Russell Smith has some great musings on the value of art in the Globe and Mail. His thoughts are launched by the recent theft from the Munch Museum in Oslo. ‘The Scream,’ specifically, has no market value (since it can’t really be sold), has no bragging value, since any collector that has it can’t show it publicly, and hasn’t been put up for ransom. Says Smith:
Objects only have monetary worth because we say they do, and, more importantly, both sides of a transaction must agree that they do: Paper money is the clearest example of this consensual symbolism, since it has no intrinsic value. It is a contract. But then nothing really does have intrinsic value — even gold is more valuable than silver only because we have agreed to say that it is.
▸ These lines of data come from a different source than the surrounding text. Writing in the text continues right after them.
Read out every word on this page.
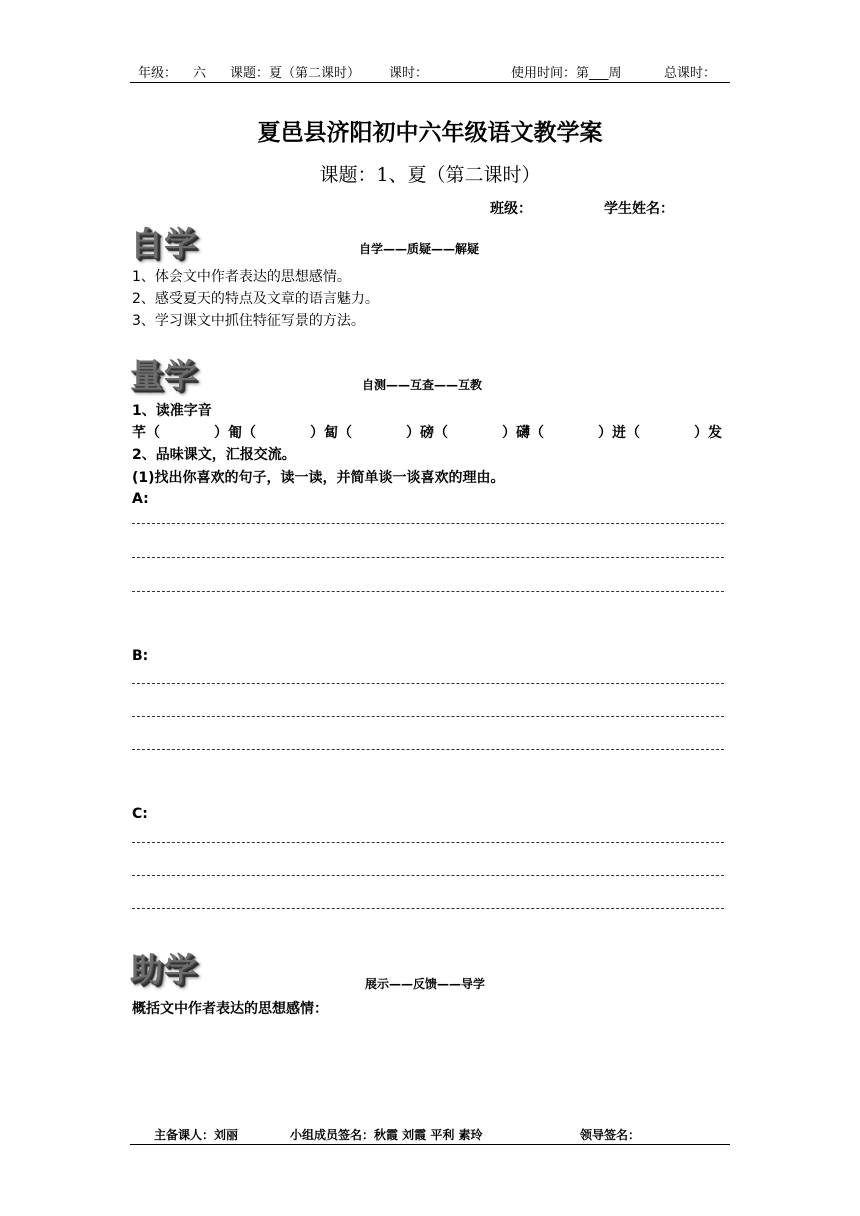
年级： 六 课题：夏（第二课时） 课时：	使用时间：第___周	总课时：
夏邑县济阳初中六年级语文教学案
课题：1、夏（第二课时）
班级：	学生姓名：
自学	自学——质疑——解疑
1、体会文中作者表达的思想感情。
2、感受夏天的特点及文章的语言魅力。
3、学习课文中抓住特征写景的方法。
量学	自测——互查——互教
1、读准字音
芊（	）匍（	）匐（	）磅（	）礴（	）迸（	）发
2、品味课文，汇报交流。
(1)找出你喜欢的句子，读一读，并简单谈一谈喜欢的理由。
A:
B:
C:
助学	展示——反馈——导学
概括文中作者表达的思想感情：
主备课人：刘丽	小组成员签名：秋霞 刘霞 平利 素玲	领导签名：
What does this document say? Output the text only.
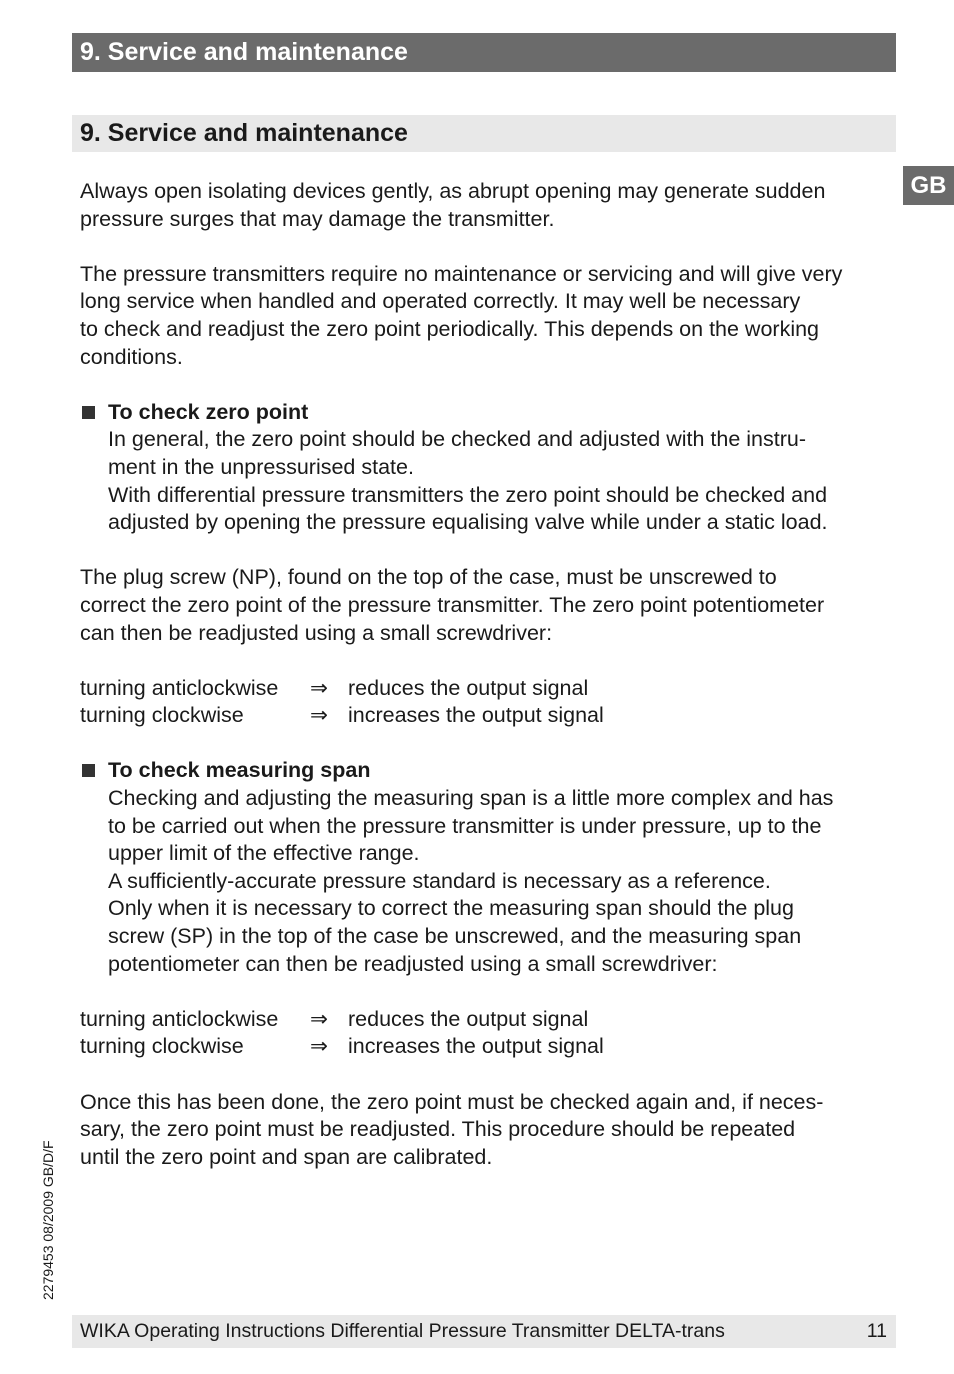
9. Service and maintenance
9. Service and maintenance
GB

Always open isolating devices gently, as abrupt opening may generate sudden
pressure surges that may damage the transmitter.

The pressure transmitters require no maintenance or servicing and will give very
long service when handled and operated correctly. It may well be necessary
to check and readjust the zero point periodically. This depends on the working
conditions.

To check zero point

In general, the zero point should be checked and adjusted with the instru-
ment in the unpressurised state.
With differential pressure transmitters the zero point should be checked and
adjusted by opening the pressure equalising valve while under a static load.

The plug screw (NP), found on the top of the case, must be unscrewed to
correct the zero point of the pressure transmitter. The zero point potentiometer
can then be readjusted using a small screwdriver:

turning anticlockwise	⇒ reduces the output signal
turning clockwise	⇒ increases the output signal
To check measuring span

Checking and adjusting the measuring span is a little more complex and has
to be carried out when the pressure transmitter is under pressure, up to the
upper limit of the effective range.
A sufficiently-accurate pressure standard is necessary as a reference.
Only when it is necessary to correct the measuring span should the plug
screw (SP) in the top of the case be unscrewed, and the measuring span
potentiometer can then be readjusted using a small screwdriver:

turning anticlockwise	⇒ reduces the output signal
turning clockwise	⇒ increases the output signal

Once this has been done, the zero point must be checked again and, if neces-
sary, the zero point must be readjusted. This procedure should be repeated
until the zero point and span are calibrated.

2279453 08/2009 GB/D/F
WIKA Operating Instructions Differential Pressure Transmitter DELTA-trans	11
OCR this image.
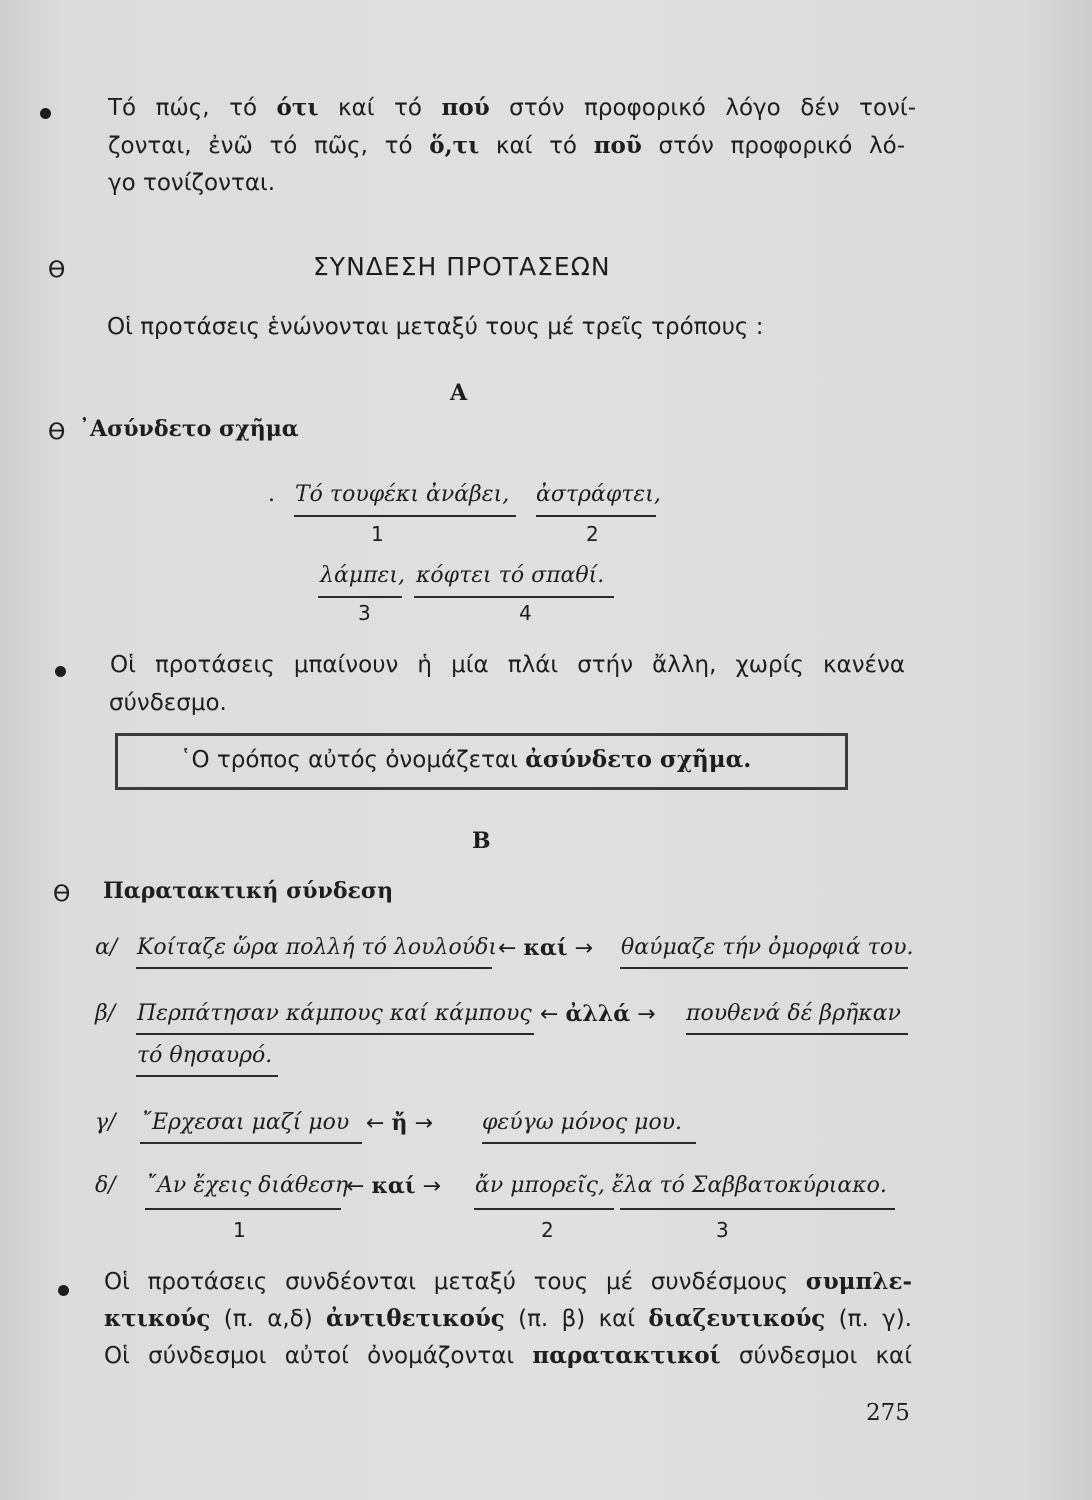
Τό πώς, τό ότι καί τό πού στόν προφορικό λόγο δέν τονί-
ζονται, ἐνῶ τό πῶς, τό ὅ,τι καί τό ποῦ στόν προφορικό λό-
γο τονίζονται.
ϴ	ΣΥΝΔΕΣΗ ΠΡΟΤΑΣΕΩΝ
Οἱ προτάσεις ἑνώνονται μεταξύ τους μέ τρεῖς τρόπους :
Α
ϴ ᾿Ασύνδετο σχῆμα
. Τό τουφέκι ἀνάβει, ἀστράφτει,
1	2
λάμπει, κόφτει τό σπαθί.
3	4
Οἱ προτάσεις μπαίνουν ἡ μία πλάι στήν ἄλλη, χωρίς κανένα
σύνδεσμο.
῾Ο τρόπος αὐτός ὀνομάζεται ἀσύνδετο σχῆμα.
Β
ϴ Παρατακτική σύνδεση
α/ Κοίταζε ὥρα πολλή τό λουλούδι ← καί → θαύμαζε τήν ὀμορφιά του.
β/ Περπάτησαν κάμπους καί κάμπους ← ἀλλά → πουθενά δέ βρῆκαν
τό θησαυρό.
γ/ ῎Ερχεσαι μαζί μου ← ἤ → φεύγω μόνος μου.
δ/ ῎Αν ἔχεις διάθεση
← καί → ἄν μπορεῖς, ἔλα τό Σαββατοκύριακο.
1	2	3
Οἱ προτάσεις συνδέονται μεταξύ τους μέ συνδέσμους συμπλε-
κτικούς (π. α,δ) ἀντιθετικούς (π. β) καί διαζευτικούς (π. γ).
Οἱ σύνδεσμοι αὐτοί ὀνομάζονται παρατακτικοί σύνδεσμοι καί
275
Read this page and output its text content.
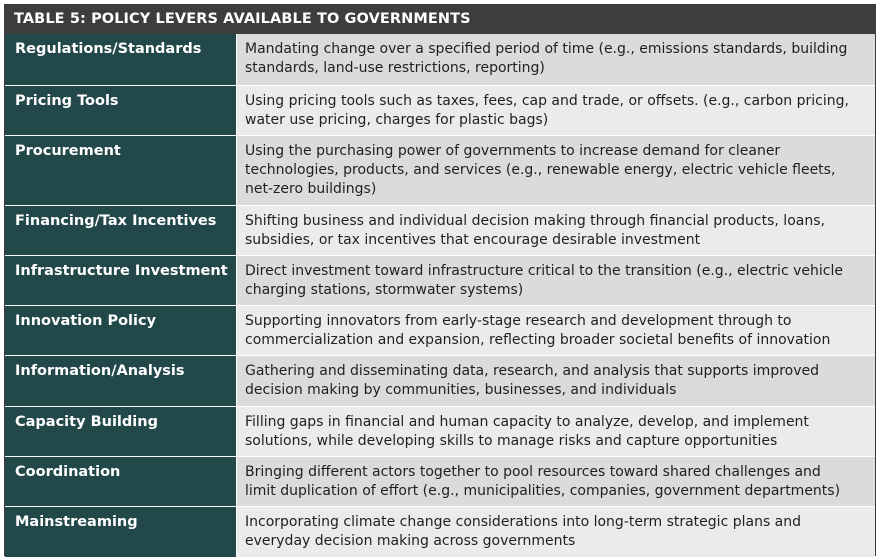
TABLE 5: POLICY LEVERS AVAILABLE TO GOVERNMENTS
Regulations/Standards	Mandating change over a specified period of time (e.g., emissions standards, building
standards, land-use restrictions, reporting)
Pricing Tools	Using pricing tools such as taxes, fees, cap and trade, or offsets. (e.g., carbon pricing,
water use pricing, charges for plastic bags)
Procurement	Using the purchasing power of governments to increase demand for cleaner
technologies, products, and services (e.g., renewable energy, electric vehicle fleets,
net-zero buildings)
Financing/Tax Incentives	Shifting business and individual decision making through financial products, loans,
subsidies, or tax incentives that encourage desirable investment
Infrastructure Investment	Direct investment toward infrastructure critical to the transition (e.g., electric vehicle
charging stations, stormwater systems)
Innovation Policy	Supporting innovators from early-stage research and development through to
commercialization and expansion, reflecting broader societal benefits of innovation
Information/Analysis	Gathering and disseminating data, research, and analysis that supports improved
decision making by communities, businesses, and individuals
Capacity Building	Filling gaps in financial and human capacity to analyze, develop, and implement
solutions, while developing skills to manage risks and capture opportunities
Coordination	Bringing different actors together to pool resources toward shared challenges and
limit duplication of effort (e.g., municipalities, companies, government departments)
Mainstreaming	Incorporating climate change considerations into long-term strategic plans and
everyday decision making across governments
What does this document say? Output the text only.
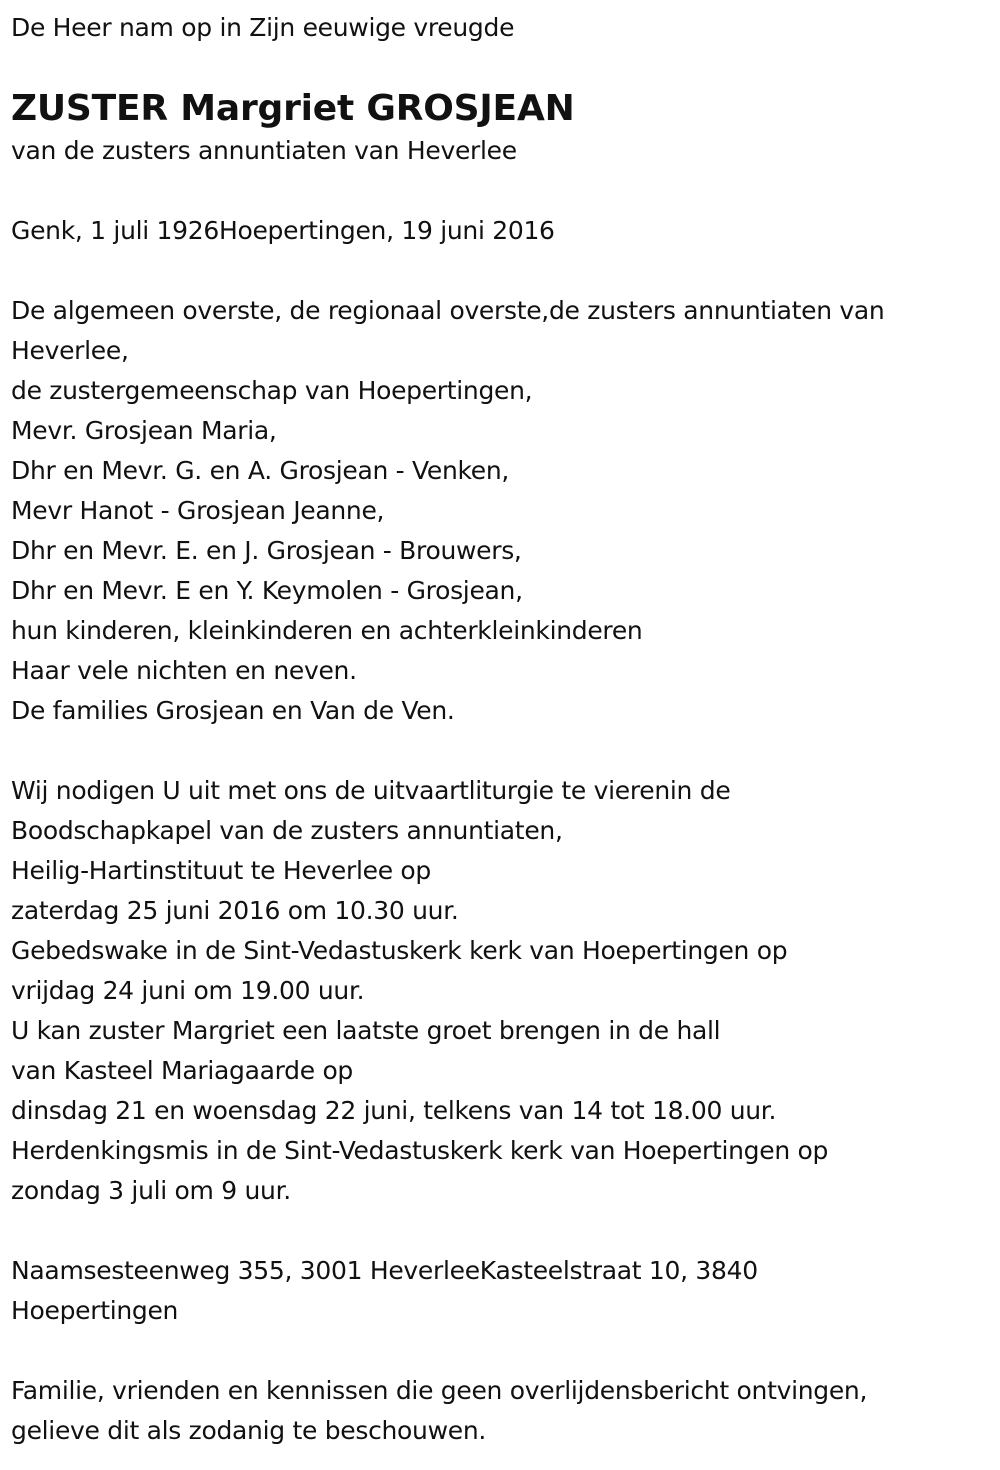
De Heer nam op in Zijn eeuwige vreugde
ZUSTER Margriet GROSJEAN
van de zusters annuntiaten van Heverlee
Genk, 1 juli 1926Hoepertingen, 19 juni 2016
De algemeen overste, de regionaal overste,de zusters annuntiaten van
Heverlee,
de zustergemeenschap van Hoepertingen,
Mevr. Grosjean Maria,
Dhr en Mevr. G. en A. Grosjean - Venken,
Mevr Hanot - Grosjean Jeanne,
Dhr en Mevr. E. en J. Grosjean - Brouwers,
Dhr en Mevr. E en Y. Keymolen - Grosjean,
hun kinderen, kleinkinderen en achterkleinkinderen
Haar vele nichten en neven.
De families Grosjean en Van de Ven.
Wij nodigen U uit met ons de uitvaartliturgie te vierenin de
Boodschapkapel van de zusters annuntiaten,
Heilig-Hartinstituut te Heverlee op
zaterdag 25 juni 2016 om 10.30 uur.
Gebedswake in de Sint-Vedastuskerk kerk van Hoepertingen op
vrijdag 24 juni om 19.00 uur.
U kan zuster Margriet een laatste groet brengen in de hall
van Kasteel Mariagaarde op
dinsdag 21 en woensdag 22 juni, telkens van 14 tot 18.00 uur.
Herdenkingsmis in de Sint-Vedastuskerk kerk van Hoepertingen op
zondag 3 juli om 9 uur.
Naamsesteenweg 355, 3001 HeverleeKasteelstraat 10, 3840
Hoepertingen
Familie, vrienden en kennissen die geen overlijdensbericht ontvingen,
gelieve dit als zodanig te beschouwen.
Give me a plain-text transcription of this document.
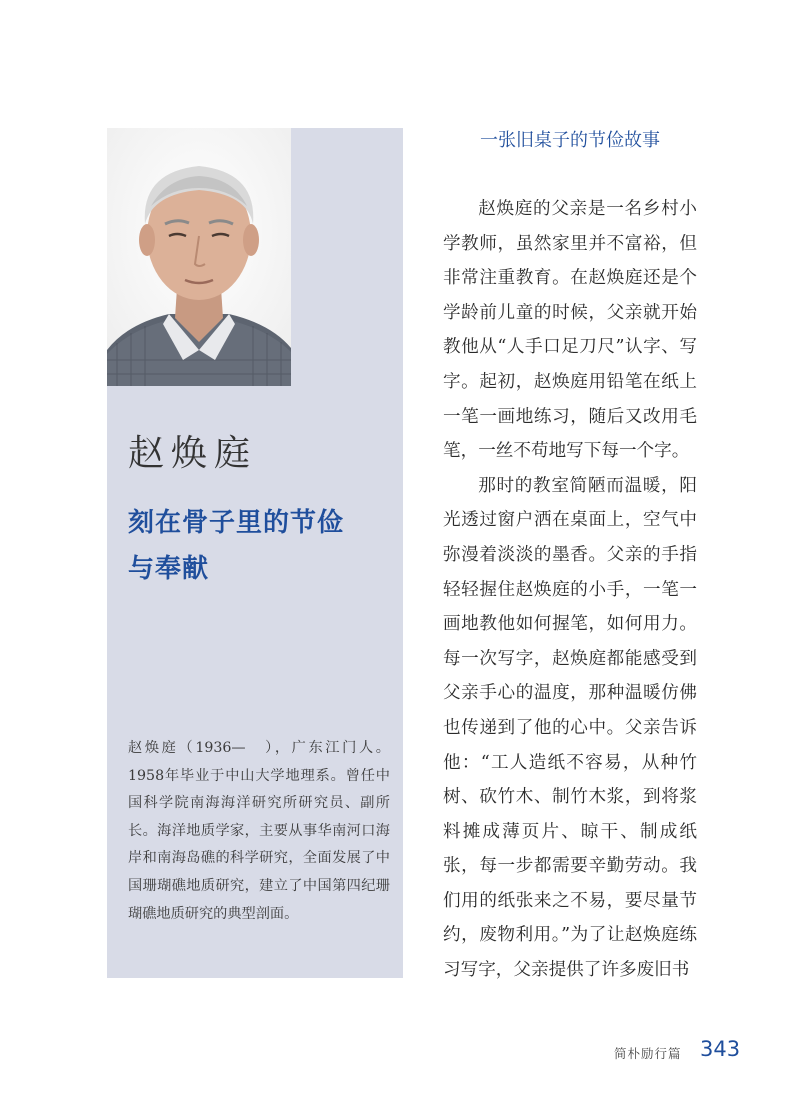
赵焕庭
刻在骨子里的节俭
与奉献
赵焕庭（1936—　），广东江门人。1958年毕业于中山大学地理系。曾任中国科学院南海海洋研究所研究员、副所长。海洋地质学家，主要从事华南河口海岸和南海岛礁的科学研究，全面发展了中国珊瑚礁地质研究，建立了中国第四纪珊瑚礁地质研究的典型剖面。
一张旧桌子的节俭故事

赵焕庭的父亲是一名乡村小学教师，虽然家里并不富裕，但非常注重教育。在赵焕庭还是个学龄前儿童的时候，父亲就开始教他从“人手口足刀尺”认字、写字。起初，赵焕庭用铅笔在纸上一笔一画地练习，随后又改用毛笔，一丝不苟地写下每一个字。

那时的教室简陋而温暖，阳光透过窗户洒在桌面上，空气中弥漫着淡淡的墨香。父亲的手指轻轻握住赵焕庭的小手，一笔一画地教他如何握笔，如何用力。每一次写字，赵焕庭都能感受到父亲手心的温度，那种温暖仿佛也传递到了他的心中。父亲告诉他：“工人造纸不容易，从种竹树、砍竹木、制竹木浆，到将浆料摊成薄页片、晾干、制成纸张，每一步都需要辛勤劳动。我们用的纸张来之不易，要尽量节约，废物利用。”为了让赵焕庭练习写字，父亲提供了许多废旧书

简朴励行篇 343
Rarity increases value only because of convention. A rare stamp can be worth thousands, even though it is useless, not necessarily beautiful and made of paper, simply because it benefits both seller and buyer to imagine it as a vessel for value — rather like a bank note. And the value assigned to it is the result of a negotiation that is fundamentally arbitrary.
So value is a social construct, which we always knew. But the keys to understanding that construction seem essential to any manager or steward of cultural artifacts or expressions.
In a comic twist on the same story and subject, The Onion parody newspaper recently offered the following news brief:
‘The Scream’ Poster Stolen from Area Dorm Room
ST. PAUL, MN‹Concordia University campus police are still investigating Tuesday’s theft of a poster of Edvard Munch’s The Scream from an area dorm room. ‘We’re doing everything in our power to recover the poster,’ officer Donald Benson said of the poster, which was stolen while the two residents of 204 Walther Hall were studying in the second-floor common area. ‘With its iconic contorted human figure beneath a swirling red sky, The Scream is a masterpiece of German expressionism, and the poster was valued at $7.95.’ The work of art is one of only 86 copies known to exist on the campus.